Give yourself time buddy, that’s the greatest healer there is, time. And also acceptance; you have to accept that this is your life now (although it could still fade in your case), otherwise you will crack up. I found once I accepted it and dropped all the guilt I had it was like the sun came up and my brain just said: “fuck the noise.”

 

Same boat here. My hearing loss and T came very suddenly for no apparent reason, to an otherwise very healthy person. I have asked myself a 1,000 times....what in the world happened to me?

 

For me, that's easier said than done. I am afraid I might 'crack up.' I also had several other hardships but this beats them all, obviously.
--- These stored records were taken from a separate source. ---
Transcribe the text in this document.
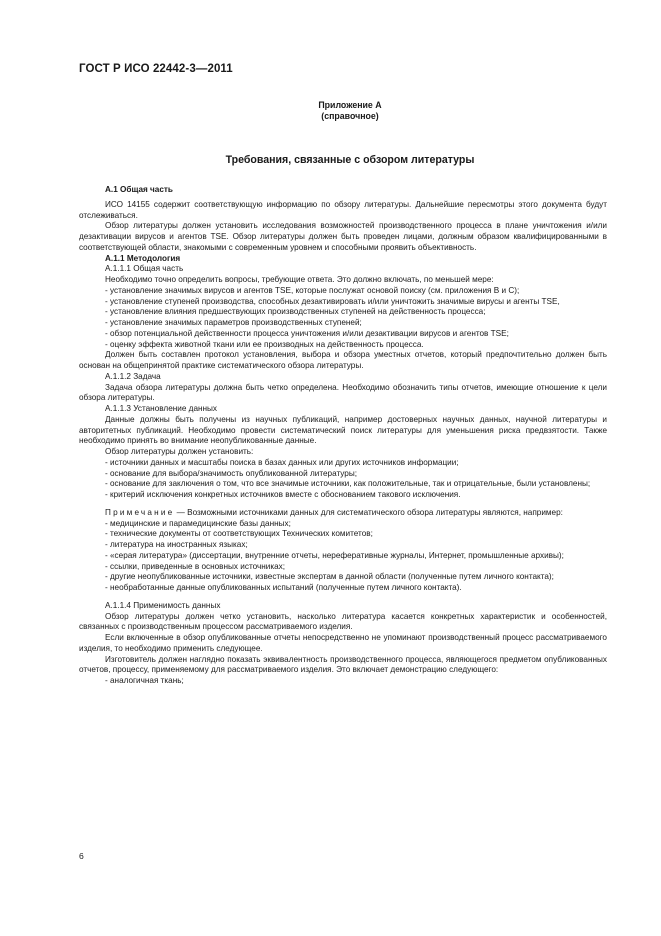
ГОСТ Р ИСО 22442-3—2011
Приложение А
(справочное)
Требования, связанные с обзором литературы

А.1 Общая часть

ИСО 14155 содержит соответствующую информацию по обзору литературы. Дальнейшие пересмотры этого документа будут отслеживаться.

Обзор литературы должен установить исследования возможностей производственного процесса в плане уничтожения и/или дезактивации вирусов и агентов TSE. Обзор литературы должен быть проведен лицами, должным образом квалифицированными в соответствующей области, знакомыми с современным уровнем и способными проявить объективность.

А.1.1 Методология

А.1.1.1 Общая часть

Необходимо точно определить вопросы, требующие ответа. Это должно включать, по меньшей мере:

- установление значимых вирусов и агентов TSE, которые послужат основой поиску (см. приложения В и С);

- установление ступеней производства, способных дезактивировать и/или уничтожить значимые вирусы и агенты TSE,

- установление влияния предшествующих производственных ступеней на действенность процесса;

- установление значимых параметров производственных ступеней;

- обзор потенциальной действенности процесса уничтожения и/или дезактивации вирусов и агентов TSE;

- оценку эффекта животной ткани или ее производных на действенность процесса.

Должен быть составлен протокол установления, выбора и обзора уместных отчетов, который предпочтительно должен быть основан на общепринятой практике систематического обзора литературы.

А.1.1.2 Задача

Задача обзора литературы должна быть четко определена. Необходимо обозначить типы отчетов, имеющие отношение к цели обзора литературы.

А.1.1.3 Установление данных

Данные должны быть получены из научных публикаций, например достоверных научных данных, научной литературы и авторитетных публикаций. Необходимо провести систематический поиск литературы для уменьшения риска предвзятости. Также необходимо принять во внимание неопубликованные данные.

Обзор литературы должен установить:

- источники данных и масштабы поиска в базах данных или других источников информации;

- основание для выбора/значимость опубликованной литературы;

- основание для заключения о том, что все значимые источники, как положительные, так и отрицательные, были установлены;

- критерий исключения конкретных источников вместе с обоснованием такового исключения.

Примечание — Возможными источниками данных для систематического обзора литературы являются, например:

- медицинские и парамедицинские базы данных;

- технические документы от соответствующих Технических комитетов;

- литература на иностранных языках;

- «серая литература» (диссертации, внутренние отчеты, нереферативные журналы, Интернет, промышленные архивы);

- ссылки, приведенные в основных источниках;

- другие неопубликованные источники, известные экспертам в данной области (полученные путем личного контакта);

- необработанные данные опубликованных испытаний (полученные путем личного контакта).

А.1.1.4 Применимость данных

Обзор литературы должен четко установить, насколько литература касается конкретных характеристик и особенностей, связанных с производственным процессом рассматриваемого изделия.

Если включенные в обзор опубликованные отчеты непосредственно не упоминают производственный процесс рассматриваемого изделия, то необходимо применить следующее.

Изготовитель должен наглядно показать эквивалентность производственного процесса, являющегося предметом опубликованных отчетов, процессу, применяемому для рассматриваемого изделия. Это включает демонстрацию следующего:

- аналогичная ткань;

6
I have few friends, a limited family (not many close relatives left) and several other issues/problems but this is just making those appear minor if you know what I mean?
I was also interested in music and I have a couple of guitars - I wanted to learn guitar and always planned on resuming 'lessons' but I will probably give up on that, now. I will probably sell the electric at some point as I will need money (if I'm still here). I also liked listening to music like many here and that passion has subsided because I obviously feel like that will either worsen t or my pleasure for it will be interrupted by the t. I tried music as a masker and it didn't work for me. I know many musicians have 'acquired t' and live/with it but I often wonder if it's usually mild because I don't know how many with severe t would still make/produce music - especially rock musicians. Anyway, I agree, the t affliction needs to be cured - the scientific/hearing/medical community should make this a priority and should acknowledge that there are sufferers and it shouldn't matter if we are not the (mild) majority because curing it probably means curing/restoring hearing loss in general opens up a new world to many people, not just those who suffer from T.
There might be more to curing t but I think it would be an interesting step and would like to see whether it is a major factor as I believe it to be.

 

I'm on prednisone and my left ear still feels full! No improvement. Does that mean it's not working??